Projection du film Le Bonheur d’Agnès Varda, suivie d'une rencontre avec l'équipe du spectacle Nos Serments, samedi 31 janvier, à 16h au Bar-restaurant Le Lieu-Dit. En savoir plus. 


Belleville en vues : Pouvez-vous nous expliquer les relations que vous cherchez à tisser entre l'image scénique et l'image filmée ?

Julie Duclos : Pour moi, faire de la vidéo, cela signifie faire du montage et aussi une manière de penser la dramaturgie. J'adore faire du montage et voir comment deux images qui se rencontrent, que ce soit une image de plateau ou de cinéma, peuvent créer du sens, une émotion. 
Cela suggère aussi des expériences différentes pour le spectateur. Qu’on soit au cinéma ou au théâtre, la perception n’est évidemment pas la même. Au cinéma, nous sommes physiquement en retrait, devant un écran, plongés dans le noir, alors qu’au théâtre j’ai l’impression que nous sommes plutôt dans une position avancée, plus active. 
Je n’avais pas pensé à ça en amont de la création.

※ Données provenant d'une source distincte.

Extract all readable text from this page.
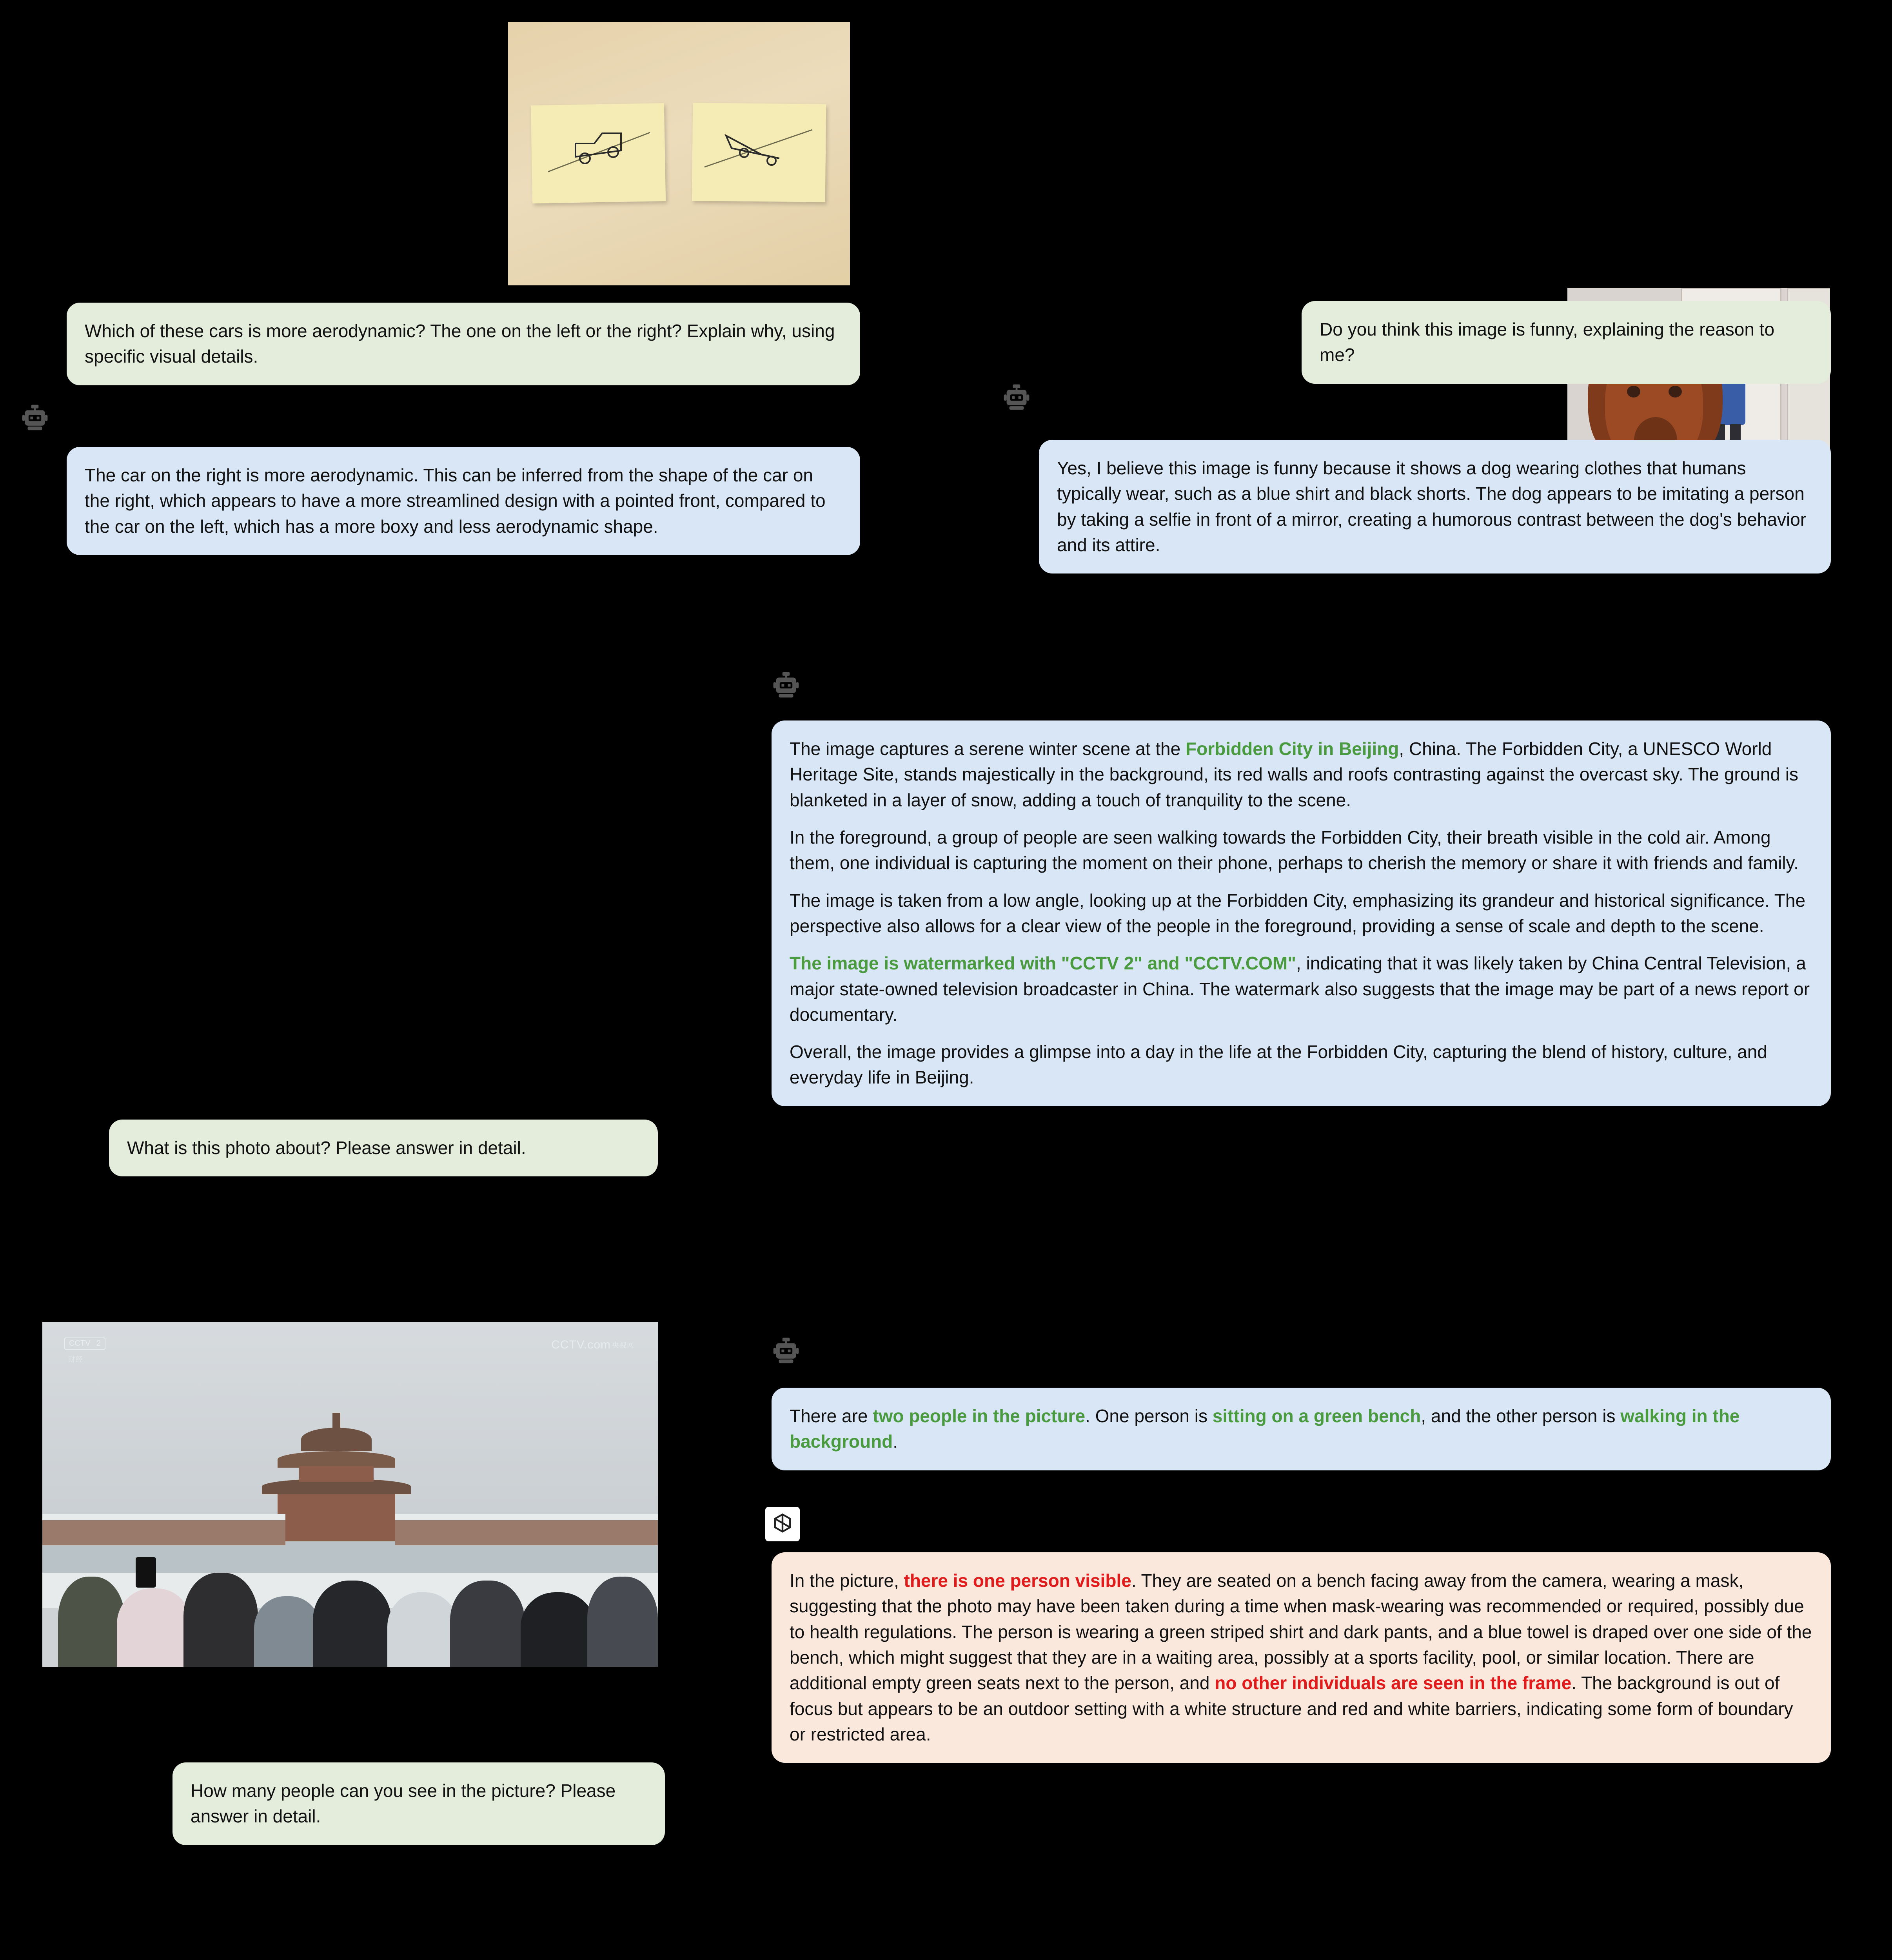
Which of these cars is more aerodynamic? The one on the left or the right? Explain why, using specific visual details.

The car on the right is more aerodynamic. This can be inferred from the shape of the car on the right, which appears to have a more streamlined design with a pointed front, compared to the car on the left, which has a more boxy and less aerodynamic shape.

Do you think this image is funny, explaining the reason to me?

Yes, I believe this image is funny because it shows a dog wearing clothes that humans typically wear, such as a blue shirt and black shorts. The dog appears to be imitating a person by taking a selfie in front of a mirror, creating a humorous contrast between the dog's behavior and its attire.

CCTV 2
财经
CCTV.com 央视网

What is this photo about? Please answer in detail.

The image captures a serene winter scene at the Forbidden City in Beijing, China. The Forbidden City, a UNESCO World Heritage Site, stands majestically in the background, its red walls and roofs contrasting against the overcast sky. The ground is blanketed in a layer of snow, adding a touch of tranquility to the scene.

In the foreground, a group of people are seen walking towards the Forbidden City, their breath visible in the cold air. Among them, one individual is capturing the moment on their phone, perhaps to cherish the memory or share it with friends and family.

The image is taken from a low angle, looking up at the Forbidden City, emphasizing its grandeur and historical significance. The perspective also allows for a clear view of the people in the foreground, providing a sense of scale and depth to the scene.

The image is watermarked with "CCTV 2" and "CCTV.COM", indicating that it was likely taken by China Central Television, a major state-owned television broadcaster in China. The watermark also suggests that the image may be part of a news report or documentary.

Overall, the image provides a glimpse into a day in the life at the Forbidden City, capturing the blend of history, culture, and everyday life in Beijing.

There are two people in the picture. One person is sitting on a green bench, and the other person is walking in the background.

In the picture, there is one person visible. They are seated on a bench facing away from the camera, wearing a mask, suggesting that the photo may have been taken during a time when mask-wearing was recommended or required, possibly due to health regulations. The person is wearing a green striped shirt and dark pants, and a blue towel is draped over one side of the bench, which might suggest that they are in a waiting area, possibly at a sports facility, pool, or similar location. There are additional empty green seats next to the person, and no other individuals are seen in the frame. The background is out of focus but appears to be an outdoor setting with a white structure and red and white barriers, indicating some form of boundary or restricted area.

How many people can you see in the picture? Please answer in detail.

Mais Nos Serments mobilise différemment le regard du spectateur en lui proposant une expérience de cinéma à travers la projection dans le noir d'une vidéo qui dure 10 minutes ; ou en le confrontant simultanément au cinéma et au théâtre, ce qui crée des jeux de perception qui m'intéressent.

Belleville en vues : Comment concevez-vous le jeu des acteurs à l'écran et sur scène ?

Julie Duclos : Je cherche à ce qu’il n’y ait pas de différence entre ce que les acteurs peuvent faire à l’écran et ce qu’ils produisent sur scène. Nous avons travaillé par improvisations. L’objectif était que les comédiens soient capables d'être sur le plateau sans se poser la question du public, en étant simplement là, entre eux en amoureux, en train de régler leur compte.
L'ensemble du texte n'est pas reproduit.